Understanding mathematical morphology
Originally developed in 1967 by Georges Matheron and Jean Serra at the Ecole des Mines de Paris, mathematical morphology is based on mathematical concepts from set theory and uses a number of operators that are useful for edge detection, noise removal, image enhancement, and image segmentation.
Originally developed in 1967 by Georges Matheron and Jean Serra at the Ecole des Mines de Paris, mathematical morphology is based on mathematical concepts from set theory and uses a number of operators that are useful for edge detection, noise removal, image enhancement, and image segmentation. To aid the understanding of such concepts, professor Robert Fisher and his colleagues at the School of Informatics at the University of Edinburgh have developed the Hypermedia Image Processing Reference (homepages.inf.ed.ac.uk/rbf/HIPR2/hipr_top.htm)-a set of interactive computer-based materials for image processing and machine vision. Included among them is an interactive demonstration of mathematical morphology.
The two basic operations of mathematical morphology are erosion and dilation. These operators use an input image to be eroded or dilated and a structuring element. For a binary image, white pixels represent foreground regions, while black pixels denote background pixels. For a gray-scale image, the intensity value is taken to represent height above a base plane, so that the gray-scale image represents a surface.
Structuring elements are normally smaller than the input image and in many implementations are assumed to be a particular shape, such as a 3 × 3 kernel. Binary morphology is a special case of gray-level morphology in which the input image has two gray levels of 0 and 1.
Erosion and dilation translate the structuring element over various points in the input image and examine the intersection between the translated kernel coordinates and the input image coordinates. In the case of erosion, the output coordinate set consists of those points to which the origin of the structuring element can be translated, while the element still remains entirely within the input image.
The effect of erosion on a binary image is to erode the boundaries of regions of foreground pixels (typically white pixels). Thus, areas of foreground pixels shrink in size, and holes within those areas become larger. To compute the erosion of a binary input using an image structuring element comprised of a 3 × 3 kernel, with the origin at its center, each of the foreground pixels in the input image is superimposed with the structuring element so that the origin of the structuring element coincides with the input pixel coordinates. If for every pixel in the structuring element the corresponding pixel in the image underneath is a foreground pixel, then the input pixel is left as it is. If any of the corresponding pixels in the image are background, however, the input pixel is also set to a background value.

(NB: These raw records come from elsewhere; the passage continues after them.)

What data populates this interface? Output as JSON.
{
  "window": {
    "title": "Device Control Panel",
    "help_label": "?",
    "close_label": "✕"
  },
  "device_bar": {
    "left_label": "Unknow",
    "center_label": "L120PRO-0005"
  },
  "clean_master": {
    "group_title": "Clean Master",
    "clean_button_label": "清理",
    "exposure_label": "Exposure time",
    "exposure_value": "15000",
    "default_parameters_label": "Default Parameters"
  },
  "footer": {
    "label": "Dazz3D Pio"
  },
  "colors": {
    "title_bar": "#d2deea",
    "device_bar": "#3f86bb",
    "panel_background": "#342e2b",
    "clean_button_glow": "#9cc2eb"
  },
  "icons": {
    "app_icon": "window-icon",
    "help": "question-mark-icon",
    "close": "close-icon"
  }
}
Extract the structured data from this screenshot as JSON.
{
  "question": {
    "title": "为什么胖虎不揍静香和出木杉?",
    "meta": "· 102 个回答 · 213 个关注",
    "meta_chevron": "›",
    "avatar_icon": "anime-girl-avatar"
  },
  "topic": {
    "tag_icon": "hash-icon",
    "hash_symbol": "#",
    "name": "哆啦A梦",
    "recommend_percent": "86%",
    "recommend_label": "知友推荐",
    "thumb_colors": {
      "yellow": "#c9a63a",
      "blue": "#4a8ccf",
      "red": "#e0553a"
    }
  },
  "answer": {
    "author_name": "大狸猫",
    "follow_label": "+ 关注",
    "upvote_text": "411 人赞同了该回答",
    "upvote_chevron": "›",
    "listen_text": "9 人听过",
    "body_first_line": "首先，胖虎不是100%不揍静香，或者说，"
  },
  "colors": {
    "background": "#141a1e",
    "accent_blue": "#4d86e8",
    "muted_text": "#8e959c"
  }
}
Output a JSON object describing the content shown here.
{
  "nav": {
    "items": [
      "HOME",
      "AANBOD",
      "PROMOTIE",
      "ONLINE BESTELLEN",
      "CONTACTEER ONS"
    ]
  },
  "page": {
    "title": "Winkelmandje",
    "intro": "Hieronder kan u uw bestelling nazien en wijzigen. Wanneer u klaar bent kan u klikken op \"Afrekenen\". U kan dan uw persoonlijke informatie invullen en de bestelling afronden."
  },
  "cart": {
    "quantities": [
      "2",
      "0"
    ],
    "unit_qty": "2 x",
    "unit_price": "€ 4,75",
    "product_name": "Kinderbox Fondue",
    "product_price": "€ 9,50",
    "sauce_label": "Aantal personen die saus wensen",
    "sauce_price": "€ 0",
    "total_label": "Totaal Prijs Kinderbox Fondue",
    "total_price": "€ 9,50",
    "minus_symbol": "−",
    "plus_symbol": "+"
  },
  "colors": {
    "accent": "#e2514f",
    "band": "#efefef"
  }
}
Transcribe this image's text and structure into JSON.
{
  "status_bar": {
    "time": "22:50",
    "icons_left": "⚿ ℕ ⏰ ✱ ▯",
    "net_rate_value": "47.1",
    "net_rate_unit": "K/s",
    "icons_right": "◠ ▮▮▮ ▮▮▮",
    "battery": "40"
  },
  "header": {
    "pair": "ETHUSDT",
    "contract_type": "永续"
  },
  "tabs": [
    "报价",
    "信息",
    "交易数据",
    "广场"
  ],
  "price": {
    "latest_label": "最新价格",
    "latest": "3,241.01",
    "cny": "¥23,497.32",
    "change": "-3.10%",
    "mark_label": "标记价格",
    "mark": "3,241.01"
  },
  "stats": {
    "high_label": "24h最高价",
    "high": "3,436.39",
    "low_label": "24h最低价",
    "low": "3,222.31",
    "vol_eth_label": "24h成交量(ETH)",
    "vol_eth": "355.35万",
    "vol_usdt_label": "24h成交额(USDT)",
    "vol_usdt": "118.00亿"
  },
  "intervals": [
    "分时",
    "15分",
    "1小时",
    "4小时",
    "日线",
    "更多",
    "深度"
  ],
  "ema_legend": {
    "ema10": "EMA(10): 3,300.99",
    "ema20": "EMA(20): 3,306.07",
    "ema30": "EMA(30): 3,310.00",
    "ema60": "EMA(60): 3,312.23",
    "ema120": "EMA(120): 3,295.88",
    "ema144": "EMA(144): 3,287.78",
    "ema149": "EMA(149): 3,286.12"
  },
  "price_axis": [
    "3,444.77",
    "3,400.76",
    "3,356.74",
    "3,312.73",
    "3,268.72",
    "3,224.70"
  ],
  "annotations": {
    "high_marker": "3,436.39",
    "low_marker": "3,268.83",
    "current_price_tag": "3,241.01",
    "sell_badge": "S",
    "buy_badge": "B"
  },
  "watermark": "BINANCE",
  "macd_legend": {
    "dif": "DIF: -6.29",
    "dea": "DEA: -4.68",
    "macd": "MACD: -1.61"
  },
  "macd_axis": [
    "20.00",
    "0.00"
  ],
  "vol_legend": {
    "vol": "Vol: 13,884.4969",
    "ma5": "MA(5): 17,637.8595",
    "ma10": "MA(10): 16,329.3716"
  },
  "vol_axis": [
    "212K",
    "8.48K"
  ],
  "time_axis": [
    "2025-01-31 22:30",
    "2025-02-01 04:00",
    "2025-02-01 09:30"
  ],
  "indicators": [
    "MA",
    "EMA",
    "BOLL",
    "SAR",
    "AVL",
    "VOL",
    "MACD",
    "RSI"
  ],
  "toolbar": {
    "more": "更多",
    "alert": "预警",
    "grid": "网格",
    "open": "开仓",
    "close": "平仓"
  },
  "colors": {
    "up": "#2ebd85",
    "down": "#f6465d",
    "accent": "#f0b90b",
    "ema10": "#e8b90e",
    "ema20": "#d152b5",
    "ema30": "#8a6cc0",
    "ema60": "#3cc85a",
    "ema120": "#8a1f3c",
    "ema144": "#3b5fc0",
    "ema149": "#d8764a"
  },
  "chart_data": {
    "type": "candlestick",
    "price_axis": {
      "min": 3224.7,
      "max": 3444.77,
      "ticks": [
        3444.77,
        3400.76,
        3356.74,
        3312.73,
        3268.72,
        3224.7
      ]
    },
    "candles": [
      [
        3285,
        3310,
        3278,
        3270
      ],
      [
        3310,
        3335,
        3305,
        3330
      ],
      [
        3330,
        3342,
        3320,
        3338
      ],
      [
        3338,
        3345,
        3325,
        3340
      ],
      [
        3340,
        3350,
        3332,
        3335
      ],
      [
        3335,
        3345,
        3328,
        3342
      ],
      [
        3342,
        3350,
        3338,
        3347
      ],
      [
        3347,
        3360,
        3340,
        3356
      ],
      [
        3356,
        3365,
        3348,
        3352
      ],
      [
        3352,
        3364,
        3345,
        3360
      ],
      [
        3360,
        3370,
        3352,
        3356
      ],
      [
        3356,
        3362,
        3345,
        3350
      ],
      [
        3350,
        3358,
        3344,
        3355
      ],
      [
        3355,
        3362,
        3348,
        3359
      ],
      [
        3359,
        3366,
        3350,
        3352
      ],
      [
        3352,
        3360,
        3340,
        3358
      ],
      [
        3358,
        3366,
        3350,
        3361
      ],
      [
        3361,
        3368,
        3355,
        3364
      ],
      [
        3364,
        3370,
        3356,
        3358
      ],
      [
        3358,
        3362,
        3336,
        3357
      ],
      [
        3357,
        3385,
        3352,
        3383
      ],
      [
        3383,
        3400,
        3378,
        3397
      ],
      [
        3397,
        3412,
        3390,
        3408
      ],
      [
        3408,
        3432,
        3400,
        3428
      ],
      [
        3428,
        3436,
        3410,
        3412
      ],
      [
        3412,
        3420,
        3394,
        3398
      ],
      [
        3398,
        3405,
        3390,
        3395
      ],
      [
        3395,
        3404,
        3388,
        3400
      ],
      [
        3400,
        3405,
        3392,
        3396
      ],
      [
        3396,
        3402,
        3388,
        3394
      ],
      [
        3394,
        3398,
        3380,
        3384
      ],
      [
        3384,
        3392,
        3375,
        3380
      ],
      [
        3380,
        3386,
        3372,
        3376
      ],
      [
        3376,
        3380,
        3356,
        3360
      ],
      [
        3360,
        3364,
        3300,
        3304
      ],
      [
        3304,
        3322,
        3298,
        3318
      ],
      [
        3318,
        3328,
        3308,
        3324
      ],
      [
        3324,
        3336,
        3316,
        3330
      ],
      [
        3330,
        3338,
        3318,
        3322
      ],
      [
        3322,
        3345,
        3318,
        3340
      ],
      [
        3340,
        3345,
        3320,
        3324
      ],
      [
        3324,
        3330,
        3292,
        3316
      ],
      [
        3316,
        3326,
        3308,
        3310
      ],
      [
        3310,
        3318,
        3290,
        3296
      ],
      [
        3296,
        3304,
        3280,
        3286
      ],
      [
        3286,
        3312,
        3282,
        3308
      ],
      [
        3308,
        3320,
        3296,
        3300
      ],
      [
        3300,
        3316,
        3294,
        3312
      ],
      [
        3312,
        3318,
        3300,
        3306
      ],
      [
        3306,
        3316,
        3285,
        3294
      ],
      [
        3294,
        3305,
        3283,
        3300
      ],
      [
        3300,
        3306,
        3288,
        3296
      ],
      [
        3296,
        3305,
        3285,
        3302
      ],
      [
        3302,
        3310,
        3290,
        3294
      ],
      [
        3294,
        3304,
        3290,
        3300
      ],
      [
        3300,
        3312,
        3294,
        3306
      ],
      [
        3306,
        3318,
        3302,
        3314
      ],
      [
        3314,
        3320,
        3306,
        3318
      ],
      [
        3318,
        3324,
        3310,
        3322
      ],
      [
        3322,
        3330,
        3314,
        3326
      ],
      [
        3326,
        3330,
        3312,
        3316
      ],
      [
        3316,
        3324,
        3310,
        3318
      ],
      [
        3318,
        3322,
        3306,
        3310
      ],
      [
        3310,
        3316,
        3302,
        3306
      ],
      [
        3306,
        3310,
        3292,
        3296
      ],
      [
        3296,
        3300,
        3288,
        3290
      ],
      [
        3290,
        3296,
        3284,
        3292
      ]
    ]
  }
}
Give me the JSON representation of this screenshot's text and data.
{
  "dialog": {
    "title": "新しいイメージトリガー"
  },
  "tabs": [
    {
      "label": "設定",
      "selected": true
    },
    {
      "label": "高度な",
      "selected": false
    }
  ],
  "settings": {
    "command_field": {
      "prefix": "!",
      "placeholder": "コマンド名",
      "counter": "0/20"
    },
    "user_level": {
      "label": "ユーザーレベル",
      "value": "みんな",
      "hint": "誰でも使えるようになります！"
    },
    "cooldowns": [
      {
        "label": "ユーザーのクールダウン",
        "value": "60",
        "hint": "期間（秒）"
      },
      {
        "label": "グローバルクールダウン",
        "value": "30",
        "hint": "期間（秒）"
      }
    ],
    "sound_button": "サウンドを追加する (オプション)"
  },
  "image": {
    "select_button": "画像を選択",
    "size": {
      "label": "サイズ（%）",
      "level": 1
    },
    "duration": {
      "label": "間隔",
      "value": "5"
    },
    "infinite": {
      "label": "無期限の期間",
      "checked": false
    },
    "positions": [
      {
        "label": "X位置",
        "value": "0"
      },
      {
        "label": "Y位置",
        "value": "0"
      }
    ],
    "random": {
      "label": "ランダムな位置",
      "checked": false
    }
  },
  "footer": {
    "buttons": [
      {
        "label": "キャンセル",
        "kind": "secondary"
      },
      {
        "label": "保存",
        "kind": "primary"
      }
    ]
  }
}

Using a 3 × 3 structuring element, the effect of this operation is to remove any foreground pixel that is not completely surrounded by other white pixels. Such pixels must lie at the edges of white regions, and so the foreground regions shrink and holes inside a region grow.
There are many special uses for erosion. One is to separate touching objects in a binary image so that they can be counted using a labeling algorithm. Figure 1 shows a number of dark disks silhouetted against a light background. The result of thresholding the image is seen on the right.
To count coins in an image is not easy since the touching coins form a single fused region of white, and a counting algorithm would have to segment this region into separate coins before counting. By eroding the image twice using a disk shaped structuring element eleven pixels in diameter, all the coins have been separated neatly and the original shape of the coins has been largely preserved. At this stage a labeling algorithm can be used to count the coins. The relative sizes of the coins can be used to distinguish the various types by, for example, measuring the area of each distinct region.
Dilation is the dual of erosion. Dilating foreground pixels is equivalent to eroding the background pixels. Dilation can be used for edge detection by taking the dilated image and subtracting the original image, thus highlighting those new pixels at the edges of objects that were added by the dilation. Figure 2 shows a square image with a hole in its center. By first dilating the image using a 3 × 3 square structuring element and subtracting the original image, the edges of the image appear.
To visualize the effects of erosion and dilation on images, the Biomedical Imaging Group at EPFL has developed an on-line demonstration that shows the basic operators of mathematic morphology using a 3 x 3 structuring element (bigwww.epfl.ch/demo/jmorpho/index.html). Using the demo, you can upload images and perform both erosion and dilation operations.
Virtually all other mathematical morphology operators can be defined in terms of combinations of erosion and dilation along with set operators such as intersection and union. Some of the more important are opening, closing, and skeletonization. These are more fully described in Fundamentals of Image Processing, an on-line reference from the Quantitative Imaging Group at Delft University of Technology.
Because these operators lend themselves to the pipelined nature of FPGAs, Damien Baumann and Jacques Tinembart at the Ecole d’Ingenieurs de Geneve have built a VHDL morphological library with Matlab to implement morphological algorithms without writing a line of VHDL code (see cui.unige.ch/spc/Presentation/2004/baumann_3_12_04.pdf. Using BTMorph, the software can generate VHDL code from a morphological script and create a configuration file that can be loaded into an FPGA using Matlab.